After three days of panels and testimony and more than 50 witnesses espousing on the nitty-gritty details of the 648-page draft, the grand finale on Friday will feature former Vice President Al Gore, former House Speaker Newt Gingrich and former Virginia Sen. John Warner.
All have played leading roles in the issue of climate change — even though at times they have been on opposite sides of the debate.
Gore, perhaps climate's foremost celebrity, will once again tell Congress that legislation is needed now to avert the dire consequences of climate change — among them wildfires, droughts and storms.
Gore won a Nobel Prize and starred in an Oscar-winning film about global warming, "An Inconvenient Truth." He has long blamed the appetite for fossil fuels like oil and coal for the planet's warming. In January he called on Congress to pass legislation to limit greenhouse gases this year despite a faltering economy.

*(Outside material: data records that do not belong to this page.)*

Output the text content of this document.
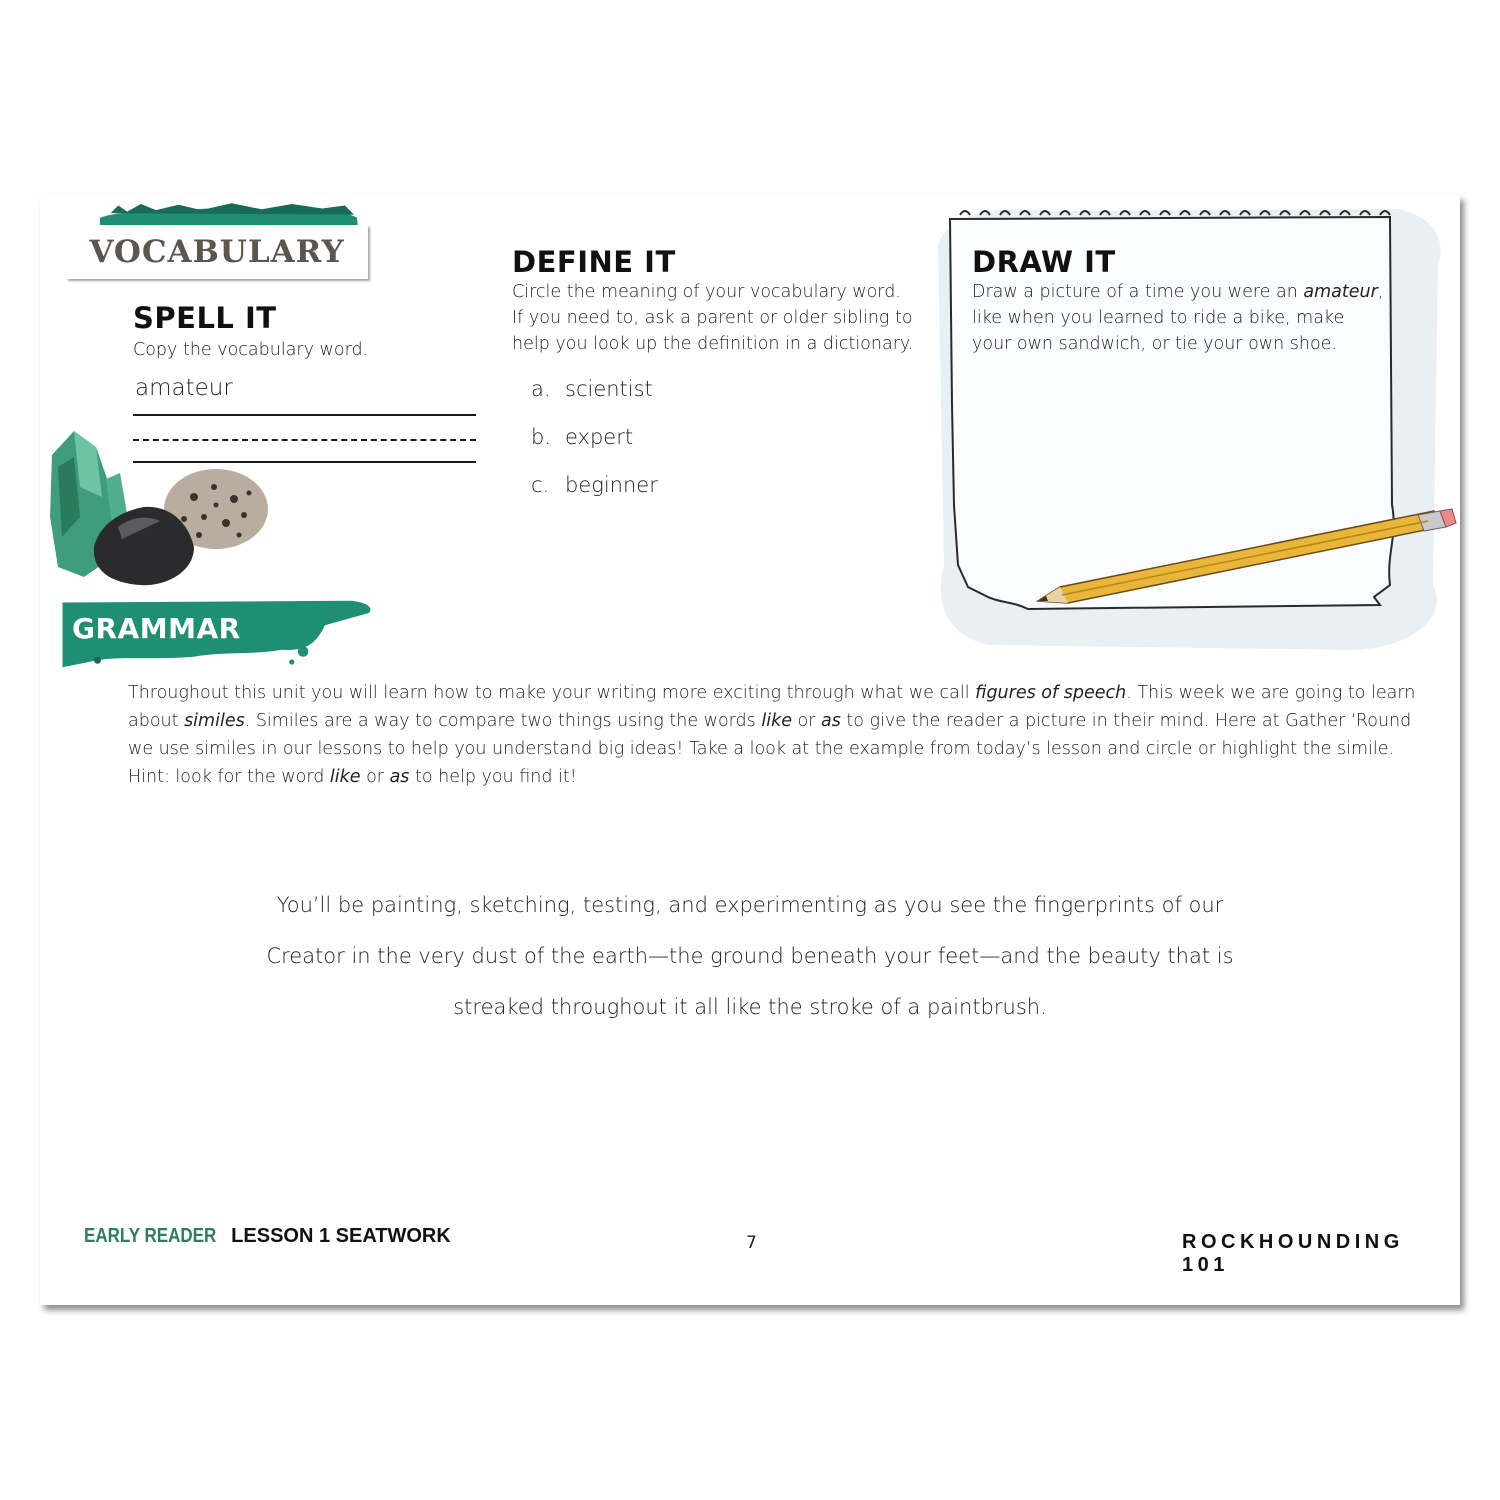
VOCABULARY
SPELL IT
Copy the vocabulary word.
amateur
DEFINE IT
Circle the meaning of your vocabulary word.
If you need to, ask a parent or older sibling to
help you look up the definition in a dictionary.
a. scientist
b. expert
c. beginner
DRAW IT
Draw a picture of a time you were an amateur,
like when you learned to ride a bike, make
your own sandwich, or tie your own shoe.
GRAMMAR
Throughout this unit you will learn how to make your writing more exciting through what we call figures of speech. This week we are going to learn about similes. Similes are a way to compare two things using the words like or as to give the reader a picture in their mind. Here at Gather ‘Round we use similes in our lessons to help you understand big ideas! Take a look at the example from today’s lesson and circle or highlight the simile. Hint: look for the word like or as to help you find it!
You’ll be painting, sketching, testing, and experimenting as you see the fingerprints of our
Creator in the very dust of the earth—the ground beneath your feet—and the beauty that is
streaked throughout it all like the stroke of a paintbrush.
EARLY READER LESSON 1 SEATWORK	7	ROCKHOUNDING 101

Gingrich, who led the Republican-dominated House from 1995-1999, still isn't convinced that human activities are the leading cause for global warming. He was added to the lineup late Thursday at the request of Republicans.
Gingrich is against putting a price on global-warming pollution, the main mechanism in the legislation. But the former congressman thinks conservatives should play a role in crafting climate and energy policy.
Gingrich last year appeared in a commercial sitting alongside House Speaker Nancy Pelosi, D-Calif., that was paid for by Gore's Alliance for Climate Protection. In it he says that while he doesn't always see eye to eye with Pelosi, "we do agree our country must take action to address climate change."
Warner, a Republican, watched last summer as his bill to limit the gases blamed for global warming failed to get enough votes in the Senate to break a GOP filibuster. The debate focused on bitter disagreement over the expected economic costs, and similar arguments have been made this week.
The draft bill calls for a 20 percent reduction from 2005 levels by 2020, and 83 percent by mid-century. It also would require utilities to produce a quarter of their electricity from renewable sources by 2025.
This time around, there is a larger Democratic majority and a president who supports legislation to curb global warming.